Limited Liability Companies (LLCs) have become very popular business entities over the last couple of decades. They provide for a number of practical advantages and protections for the business owner.
For an LLC, it is vitally important that there is a comprehensive and updated operating agreement in effect. While it has never been legally required for an LLC to have a written operating agreement, it has always been highly advisable.
In our experience in business law, the majority of disputes involving LLCs boil down to issues of ownership, control, and operation. An alarming number of LLCs in North Carolina either have an indifferent, outdated operating agreement or no operating agreement at all.
Not having a solid, written operating agreement is a recipe for business disagreements and lawsuits. Having a well drafted operating agreement allows for the members and economic interest owners to spell out with precision the rights, obligations and financial stake of all involved.
In addition, in January of 2014, the North Carolina General Assembly repealed the North Carolina Limited Liability Company Act and replaced it with an entirely new act (often referred to as the “New Act”).
The New Act contains a number of significant changes to the old law. Some of these include a clarification of the different ownership interests in an LLC. Now, in addition to members, there are economic interest owners.

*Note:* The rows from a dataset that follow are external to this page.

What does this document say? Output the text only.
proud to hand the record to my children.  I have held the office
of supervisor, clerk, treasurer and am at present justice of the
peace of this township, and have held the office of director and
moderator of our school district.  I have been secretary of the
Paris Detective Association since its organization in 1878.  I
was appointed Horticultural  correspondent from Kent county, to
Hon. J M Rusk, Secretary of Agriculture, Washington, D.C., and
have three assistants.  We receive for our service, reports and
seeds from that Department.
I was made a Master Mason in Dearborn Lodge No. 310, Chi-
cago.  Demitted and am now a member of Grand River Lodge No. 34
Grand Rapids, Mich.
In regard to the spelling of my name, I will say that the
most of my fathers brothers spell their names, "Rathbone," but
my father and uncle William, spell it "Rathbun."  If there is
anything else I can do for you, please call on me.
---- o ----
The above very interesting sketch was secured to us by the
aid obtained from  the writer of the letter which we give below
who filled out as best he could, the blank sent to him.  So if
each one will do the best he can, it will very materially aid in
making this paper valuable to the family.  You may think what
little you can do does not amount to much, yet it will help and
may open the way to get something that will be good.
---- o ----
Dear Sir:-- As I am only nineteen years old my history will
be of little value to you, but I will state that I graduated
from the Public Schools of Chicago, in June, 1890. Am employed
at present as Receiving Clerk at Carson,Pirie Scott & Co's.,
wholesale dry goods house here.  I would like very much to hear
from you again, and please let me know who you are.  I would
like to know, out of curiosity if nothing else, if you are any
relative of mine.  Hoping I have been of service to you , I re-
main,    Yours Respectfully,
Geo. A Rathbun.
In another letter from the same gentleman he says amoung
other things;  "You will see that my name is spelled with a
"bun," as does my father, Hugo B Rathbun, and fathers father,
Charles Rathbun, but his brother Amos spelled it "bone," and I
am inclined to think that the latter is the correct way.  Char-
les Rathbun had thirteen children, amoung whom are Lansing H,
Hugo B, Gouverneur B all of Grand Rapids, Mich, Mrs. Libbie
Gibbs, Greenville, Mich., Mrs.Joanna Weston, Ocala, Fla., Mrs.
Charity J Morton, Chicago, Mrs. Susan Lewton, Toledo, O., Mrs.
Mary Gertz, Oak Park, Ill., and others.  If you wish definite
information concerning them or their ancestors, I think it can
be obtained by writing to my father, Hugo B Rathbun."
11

Also, the old member-managed or manager managed structure has been replaced. The New Act provides that LLCs can now be managed similar to corporations, i.e. setting up a board of directors and electing officers such as President, CEO, Vice-President, etc.
Another significant change from the New Act is that now the Articles of Organization on file with the Secretary of State is considered a part of the operating agreement. Often, there are inconsistencies between these two documents.
The new law states that any inconsistency shall be controlled by the terms of the operating agreement only as among the parties to the operating agreement and company officials. The terms of the Articles of Organization will control over the operating agreement as to third parties to the extent they reasonably relied on it.
There are a number of other changes put into effect by the New Act that can have a serious impact on your LLC.